Rahsaan knows firsthand that access to the arts can truly rehabilitate an incarcerated person. San Quentin’s media center, for example, has a recidivism rate of zero; none of its participants have gone back to prison after release. “I’m having a great life. I’m making more money now legally than I did as a drug dealer,” Rahsaan says with a laugh. “I was exposed to gunfire. I didn’t know about cameras.”

“Healing Through Hula” is a documentary short film screening at San Quentin from currently incarcerated director Louis Sále.San Quentin Film Festival

So Cori and Rahsaan’s goals go beyond this week’s event. After connecting current and formerly incarcerated filmmakers to potential industry employers at the festival, they plan to extend their work to
other prisons around the globe.

“Our hope is that this is a successful festival so that other prisons will get media centers,” Cori says. “Then all of them can start submitting movies to the festival, and it becomes this worldwide thing.”
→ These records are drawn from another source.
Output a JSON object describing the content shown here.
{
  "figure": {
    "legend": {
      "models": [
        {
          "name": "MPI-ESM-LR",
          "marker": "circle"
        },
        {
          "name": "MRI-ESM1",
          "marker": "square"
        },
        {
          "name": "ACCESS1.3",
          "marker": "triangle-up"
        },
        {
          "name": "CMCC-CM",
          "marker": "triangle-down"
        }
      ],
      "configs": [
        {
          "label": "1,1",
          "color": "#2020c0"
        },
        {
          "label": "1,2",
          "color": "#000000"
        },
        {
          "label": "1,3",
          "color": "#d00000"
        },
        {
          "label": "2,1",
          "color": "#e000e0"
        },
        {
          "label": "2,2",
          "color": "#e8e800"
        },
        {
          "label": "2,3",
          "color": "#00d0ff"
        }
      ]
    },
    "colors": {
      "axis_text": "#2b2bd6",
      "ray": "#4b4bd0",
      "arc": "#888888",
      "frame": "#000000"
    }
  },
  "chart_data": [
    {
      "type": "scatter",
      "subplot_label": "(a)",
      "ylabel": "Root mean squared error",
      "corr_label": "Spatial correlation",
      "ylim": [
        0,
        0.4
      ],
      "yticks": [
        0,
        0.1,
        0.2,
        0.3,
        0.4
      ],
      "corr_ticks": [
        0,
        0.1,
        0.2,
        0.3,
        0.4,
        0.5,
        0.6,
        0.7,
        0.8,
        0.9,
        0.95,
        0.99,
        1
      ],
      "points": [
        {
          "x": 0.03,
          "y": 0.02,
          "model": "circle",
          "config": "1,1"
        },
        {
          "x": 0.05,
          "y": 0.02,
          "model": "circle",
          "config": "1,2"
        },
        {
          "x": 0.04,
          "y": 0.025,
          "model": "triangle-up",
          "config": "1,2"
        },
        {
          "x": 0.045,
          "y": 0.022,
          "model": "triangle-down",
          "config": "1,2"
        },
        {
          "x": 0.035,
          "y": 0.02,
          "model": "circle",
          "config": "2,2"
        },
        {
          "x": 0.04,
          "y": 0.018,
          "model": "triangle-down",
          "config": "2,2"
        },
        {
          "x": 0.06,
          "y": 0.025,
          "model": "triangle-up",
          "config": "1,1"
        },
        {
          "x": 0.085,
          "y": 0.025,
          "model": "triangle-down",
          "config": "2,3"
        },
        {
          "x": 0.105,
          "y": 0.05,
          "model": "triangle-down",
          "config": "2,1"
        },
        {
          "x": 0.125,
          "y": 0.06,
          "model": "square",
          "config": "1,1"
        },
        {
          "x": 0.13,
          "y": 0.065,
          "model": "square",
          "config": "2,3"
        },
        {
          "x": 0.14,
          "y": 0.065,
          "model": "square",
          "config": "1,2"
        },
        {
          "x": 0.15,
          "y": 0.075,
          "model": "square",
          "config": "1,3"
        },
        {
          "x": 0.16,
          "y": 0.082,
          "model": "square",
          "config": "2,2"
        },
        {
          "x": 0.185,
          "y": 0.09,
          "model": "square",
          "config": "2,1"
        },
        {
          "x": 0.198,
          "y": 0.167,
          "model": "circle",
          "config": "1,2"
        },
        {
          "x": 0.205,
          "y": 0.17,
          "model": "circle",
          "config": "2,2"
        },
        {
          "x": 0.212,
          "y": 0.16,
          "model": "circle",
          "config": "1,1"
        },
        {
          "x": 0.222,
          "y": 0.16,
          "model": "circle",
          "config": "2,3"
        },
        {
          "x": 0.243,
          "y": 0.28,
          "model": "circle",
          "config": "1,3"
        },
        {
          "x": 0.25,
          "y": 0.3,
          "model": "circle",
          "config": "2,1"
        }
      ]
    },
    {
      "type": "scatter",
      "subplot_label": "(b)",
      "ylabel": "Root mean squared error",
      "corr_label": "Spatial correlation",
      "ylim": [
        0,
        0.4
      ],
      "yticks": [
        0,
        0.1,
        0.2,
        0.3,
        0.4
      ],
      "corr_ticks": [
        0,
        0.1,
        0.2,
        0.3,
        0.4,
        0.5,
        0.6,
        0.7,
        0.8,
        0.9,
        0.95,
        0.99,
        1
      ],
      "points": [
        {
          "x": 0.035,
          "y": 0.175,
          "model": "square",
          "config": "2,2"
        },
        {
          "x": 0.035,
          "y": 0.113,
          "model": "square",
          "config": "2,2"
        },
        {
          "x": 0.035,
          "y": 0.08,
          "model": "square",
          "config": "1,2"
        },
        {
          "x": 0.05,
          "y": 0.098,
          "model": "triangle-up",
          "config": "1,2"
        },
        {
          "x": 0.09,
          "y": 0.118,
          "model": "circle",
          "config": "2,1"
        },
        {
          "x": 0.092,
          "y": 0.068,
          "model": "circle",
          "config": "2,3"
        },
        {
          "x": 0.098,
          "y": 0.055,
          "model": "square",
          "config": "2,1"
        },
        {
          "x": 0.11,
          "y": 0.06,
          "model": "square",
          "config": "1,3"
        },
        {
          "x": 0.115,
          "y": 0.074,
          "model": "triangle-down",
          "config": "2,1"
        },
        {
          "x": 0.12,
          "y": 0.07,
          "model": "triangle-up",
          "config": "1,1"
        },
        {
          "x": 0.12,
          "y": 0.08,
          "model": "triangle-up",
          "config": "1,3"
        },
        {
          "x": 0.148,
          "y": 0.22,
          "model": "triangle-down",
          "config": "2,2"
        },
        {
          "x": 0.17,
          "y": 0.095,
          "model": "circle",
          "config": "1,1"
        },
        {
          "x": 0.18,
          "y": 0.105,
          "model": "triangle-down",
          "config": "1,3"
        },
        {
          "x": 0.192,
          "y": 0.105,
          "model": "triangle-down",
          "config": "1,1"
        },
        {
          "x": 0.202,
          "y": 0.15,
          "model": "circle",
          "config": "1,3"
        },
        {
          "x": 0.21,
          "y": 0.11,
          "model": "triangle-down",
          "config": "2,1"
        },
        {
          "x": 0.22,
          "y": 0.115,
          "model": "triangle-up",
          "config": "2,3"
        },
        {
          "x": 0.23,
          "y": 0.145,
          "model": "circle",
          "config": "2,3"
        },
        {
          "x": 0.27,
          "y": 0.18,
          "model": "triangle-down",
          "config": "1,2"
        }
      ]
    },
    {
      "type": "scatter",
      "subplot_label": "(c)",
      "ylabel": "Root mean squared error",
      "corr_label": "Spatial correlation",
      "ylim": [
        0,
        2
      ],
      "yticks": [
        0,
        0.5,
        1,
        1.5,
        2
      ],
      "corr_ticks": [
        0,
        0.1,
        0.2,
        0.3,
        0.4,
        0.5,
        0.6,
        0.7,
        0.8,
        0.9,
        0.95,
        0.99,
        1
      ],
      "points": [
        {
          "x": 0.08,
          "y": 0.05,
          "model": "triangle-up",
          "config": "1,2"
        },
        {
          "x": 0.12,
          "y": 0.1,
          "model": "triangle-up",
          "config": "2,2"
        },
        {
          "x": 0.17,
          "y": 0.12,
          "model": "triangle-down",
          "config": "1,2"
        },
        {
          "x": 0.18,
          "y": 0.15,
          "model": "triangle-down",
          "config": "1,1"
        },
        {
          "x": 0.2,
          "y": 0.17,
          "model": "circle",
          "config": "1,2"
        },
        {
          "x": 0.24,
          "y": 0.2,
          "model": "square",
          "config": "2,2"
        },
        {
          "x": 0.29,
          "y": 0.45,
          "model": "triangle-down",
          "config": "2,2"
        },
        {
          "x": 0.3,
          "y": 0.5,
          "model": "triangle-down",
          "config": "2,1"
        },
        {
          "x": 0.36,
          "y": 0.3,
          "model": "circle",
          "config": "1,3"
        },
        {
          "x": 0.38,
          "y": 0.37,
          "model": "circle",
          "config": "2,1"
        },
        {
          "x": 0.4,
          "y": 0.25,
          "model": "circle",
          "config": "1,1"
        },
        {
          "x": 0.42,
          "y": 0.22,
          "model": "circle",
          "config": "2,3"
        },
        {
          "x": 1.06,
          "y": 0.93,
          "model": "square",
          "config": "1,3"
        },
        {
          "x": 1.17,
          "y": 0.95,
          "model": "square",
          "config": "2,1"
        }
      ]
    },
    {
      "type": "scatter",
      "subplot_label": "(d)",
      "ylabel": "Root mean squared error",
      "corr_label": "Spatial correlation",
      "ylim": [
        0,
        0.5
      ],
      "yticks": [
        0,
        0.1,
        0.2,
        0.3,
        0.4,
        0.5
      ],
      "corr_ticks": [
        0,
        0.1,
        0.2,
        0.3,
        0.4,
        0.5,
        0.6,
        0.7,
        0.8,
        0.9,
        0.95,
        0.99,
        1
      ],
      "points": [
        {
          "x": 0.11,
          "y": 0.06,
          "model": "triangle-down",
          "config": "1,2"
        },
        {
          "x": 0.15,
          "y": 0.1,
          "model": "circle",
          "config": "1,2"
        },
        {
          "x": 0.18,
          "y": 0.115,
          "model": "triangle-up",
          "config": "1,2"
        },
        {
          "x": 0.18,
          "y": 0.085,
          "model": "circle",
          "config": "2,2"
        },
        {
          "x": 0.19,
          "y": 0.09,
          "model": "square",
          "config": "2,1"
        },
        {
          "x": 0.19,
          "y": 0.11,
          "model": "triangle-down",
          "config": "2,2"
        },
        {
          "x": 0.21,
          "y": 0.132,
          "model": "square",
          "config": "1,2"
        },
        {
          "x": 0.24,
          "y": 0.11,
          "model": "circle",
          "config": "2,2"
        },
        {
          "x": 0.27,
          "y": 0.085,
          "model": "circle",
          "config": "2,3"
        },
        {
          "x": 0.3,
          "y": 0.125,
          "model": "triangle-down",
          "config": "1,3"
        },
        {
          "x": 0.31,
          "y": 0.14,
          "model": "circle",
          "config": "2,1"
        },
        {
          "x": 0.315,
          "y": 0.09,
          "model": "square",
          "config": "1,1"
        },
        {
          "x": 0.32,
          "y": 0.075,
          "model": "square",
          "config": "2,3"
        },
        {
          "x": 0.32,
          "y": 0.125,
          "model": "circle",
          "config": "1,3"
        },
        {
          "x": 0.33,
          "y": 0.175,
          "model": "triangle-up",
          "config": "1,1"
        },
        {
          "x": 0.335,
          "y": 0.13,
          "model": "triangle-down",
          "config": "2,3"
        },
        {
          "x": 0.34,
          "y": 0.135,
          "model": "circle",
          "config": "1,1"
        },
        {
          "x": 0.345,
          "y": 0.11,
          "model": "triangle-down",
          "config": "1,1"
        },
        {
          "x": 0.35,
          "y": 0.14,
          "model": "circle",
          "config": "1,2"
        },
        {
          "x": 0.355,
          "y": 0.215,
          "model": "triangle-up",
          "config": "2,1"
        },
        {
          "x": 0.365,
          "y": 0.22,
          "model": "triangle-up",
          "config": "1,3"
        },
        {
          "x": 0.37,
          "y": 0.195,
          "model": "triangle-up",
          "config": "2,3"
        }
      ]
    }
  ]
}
“What I would love is to get a budget and do script pitches,” Rahsaan adds, “because I want you to be involved in this even if you don’t have a media center. I would love for somebody to greenlight somebody’s script who’s currently incarcerated, and give them a development deal for $200,000 and break the cycle of poverty for their family.”

So a lot is riding on the inaugural San Quentin Film Festival, but early signs look promising.

“We’re over the amount of people we agreed about with the California Department of Corrections and Rehabilitation,” Rahsaan says. “Then we got people today asking, ‘Can I get in? Can I get in?’ I’ve never seen so many people want to go to prison before!”

(Pictured at top: Cori Thomas and Rahsaan Thomas at San Quentin in 2018.)